A huge number of companies (and government offices) did the same things that test.com did, long before they existed, but for some reason the nuts at the US patent office gave test.com their patent and have sided with them in court.
As a result of all this, ANYTHING is now patent-able. Things once limited to copyright are now patent-able. Life forms that have been around for billions of years have been patented by corporations, where their employees just scooped a sample out of a geyser or bubbling mud pot a decade ago, and they decoded the DNA….and DESCRIBED the life form in terms of DNA (they did not invent the thing, they just described it, and they have no idea how LIFE actually happens…they just play with it).
The way things are now, new devices and new software are nearly impossible to produce by any individual person or startup company, without getting sued into oblivion.
Large organisations have to run their code (and conceptual ideas) past *LEGAL* before they produce anything at all. The legal costs of producing software and hardware will soon outweigh the cost in human technical hours (if it doesn’t already given what lawyers charge).
THE END GAME
The end gamer to all of the is obvious. For a while, there will be a time in which there are no start-ups, no new innovators, because fear of patent law and legal suits will cripple innovation.
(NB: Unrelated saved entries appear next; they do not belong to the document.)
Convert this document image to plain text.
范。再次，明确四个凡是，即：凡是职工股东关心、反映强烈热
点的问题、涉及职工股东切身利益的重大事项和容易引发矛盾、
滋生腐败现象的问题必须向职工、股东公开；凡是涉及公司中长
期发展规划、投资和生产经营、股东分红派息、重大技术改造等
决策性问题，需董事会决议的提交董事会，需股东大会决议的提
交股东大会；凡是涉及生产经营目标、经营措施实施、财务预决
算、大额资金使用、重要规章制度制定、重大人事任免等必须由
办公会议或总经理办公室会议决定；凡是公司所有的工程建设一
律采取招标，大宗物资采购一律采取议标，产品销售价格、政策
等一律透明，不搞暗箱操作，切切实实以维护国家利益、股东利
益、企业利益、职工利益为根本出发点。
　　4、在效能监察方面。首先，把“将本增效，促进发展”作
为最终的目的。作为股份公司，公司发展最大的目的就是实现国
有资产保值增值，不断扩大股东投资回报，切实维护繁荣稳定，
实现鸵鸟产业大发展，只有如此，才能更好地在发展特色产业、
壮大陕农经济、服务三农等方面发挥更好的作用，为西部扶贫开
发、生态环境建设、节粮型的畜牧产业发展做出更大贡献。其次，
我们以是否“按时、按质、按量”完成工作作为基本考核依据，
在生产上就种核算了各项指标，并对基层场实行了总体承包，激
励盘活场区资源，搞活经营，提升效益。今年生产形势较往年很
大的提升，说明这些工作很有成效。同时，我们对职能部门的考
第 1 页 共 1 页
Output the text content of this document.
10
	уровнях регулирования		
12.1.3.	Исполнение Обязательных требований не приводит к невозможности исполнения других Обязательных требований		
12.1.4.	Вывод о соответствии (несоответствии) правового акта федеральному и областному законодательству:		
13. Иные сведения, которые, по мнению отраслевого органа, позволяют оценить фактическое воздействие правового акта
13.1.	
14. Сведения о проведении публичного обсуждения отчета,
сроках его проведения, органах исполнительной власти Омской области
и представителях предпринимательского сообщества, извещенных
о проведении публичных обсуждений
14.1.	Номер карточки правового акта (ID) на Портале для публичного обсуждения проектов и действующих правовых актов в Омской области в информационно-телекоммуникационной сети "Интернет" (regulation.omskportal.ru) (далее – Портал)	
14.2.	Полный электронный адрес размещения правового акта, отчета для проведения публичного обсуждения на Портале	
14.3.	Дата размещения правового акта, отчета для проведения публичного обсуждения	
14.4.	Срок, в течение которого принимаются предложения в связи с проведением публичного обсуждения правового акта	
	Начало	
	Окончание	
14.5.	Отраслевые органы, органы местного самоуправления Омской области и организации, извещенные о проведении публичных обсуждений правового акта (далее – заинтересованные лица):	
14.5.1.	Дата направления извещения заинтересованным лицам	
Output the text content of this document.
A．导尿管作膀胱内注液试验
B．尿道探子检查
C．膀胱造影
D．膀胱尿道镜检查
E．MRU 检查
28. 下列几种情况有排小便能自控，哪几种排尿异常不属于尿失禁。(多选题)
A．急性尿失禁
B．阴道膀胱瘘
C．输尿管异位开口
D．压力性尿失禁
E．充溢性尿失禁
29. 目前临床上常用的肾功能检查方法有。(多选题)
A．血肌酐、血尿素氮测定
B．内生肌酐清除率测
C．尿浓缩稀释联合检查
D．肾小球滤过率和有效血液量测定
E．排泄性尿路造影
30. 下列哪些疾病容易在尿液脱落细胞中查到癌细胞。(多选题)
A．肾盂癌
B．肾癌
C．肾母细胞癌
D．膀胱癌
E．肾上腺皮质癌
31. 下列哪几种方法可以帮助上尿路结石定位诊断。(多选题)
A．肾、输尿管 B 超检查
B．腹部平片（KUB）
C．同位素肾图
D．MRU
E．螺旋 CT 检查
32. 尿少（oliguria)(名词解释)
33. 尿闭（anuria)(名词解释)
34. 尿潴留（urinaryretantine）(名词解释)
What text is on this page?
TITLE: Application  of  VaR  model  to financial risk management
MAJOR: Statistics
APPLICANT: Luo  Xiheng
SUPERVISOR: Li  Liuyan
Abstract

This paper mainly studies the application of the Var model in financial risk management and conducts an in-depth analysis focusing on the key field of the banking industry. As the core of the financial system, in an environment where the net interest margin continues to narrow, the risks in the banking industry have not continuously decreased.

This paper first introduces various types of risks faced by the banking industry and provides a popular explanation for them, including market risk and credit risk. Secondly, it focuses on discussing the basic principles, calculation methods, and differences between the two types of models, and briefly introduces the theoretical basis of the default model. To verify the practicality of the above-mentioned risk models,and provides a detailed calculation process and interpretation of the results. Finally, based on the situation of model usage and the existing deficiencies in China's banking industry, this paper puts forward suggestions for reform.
That is already happening. I am disabled and my only hope of a better life is my mind, yet I cannot use most of my ideas as they have been patented in ways that would not have been allowed 20 years ago.
So for a time innovation will crawl due to patent laws. Only large companies will be able to compete and the only winners will be the lawyers.
The second phase, the obvious end, will be the destruction of any respect or enforcement for international patents. The entire third world and emerging nations of the world will simply refuse to honor western patents.
They will have no choice, other than to rebel. It will be their only real choice, as the exchange rates and royalty costs attached to their technical innovations (to the worlds poorer nations), would cripple their economies.
Remember that these are people who are battling starvation and disease by using innovation and education. They want to escape death, not get a larger stock portfolio for the richest 1% of their population. Given the current direction of the misuse of patents, they will have no choice but to stop honoring any of them if they wish their people to live.
It will be very hard (if not impossible) for US companies like Apple, Microsoft, and the like to survive at all in a world where nobody honors US patents. Once you are off US soil people will do whatever they like, and then sell the results back into the USA.
After this has happened, and it will unless things change….eventually even domestic patent laws will fail. In a global economy US innovators will simply send their schematics or their code offshore, to produce their inventions offshore and then sell them back to the USA. This already DOES happen with those few countries that do no honor international patents. It will get far worse.
All of this will eventually happen, if things do not change. All because the US patent office has utterly lost the plot as to what can and cannot be patented. As result of their failure to police themselves properly.
It is only a matter of time…because the greed of corporate technical America is totally out of hand.
If we do not want that result, then we need to change the way things are being handled in regards to the patent offices RIGHT NOW.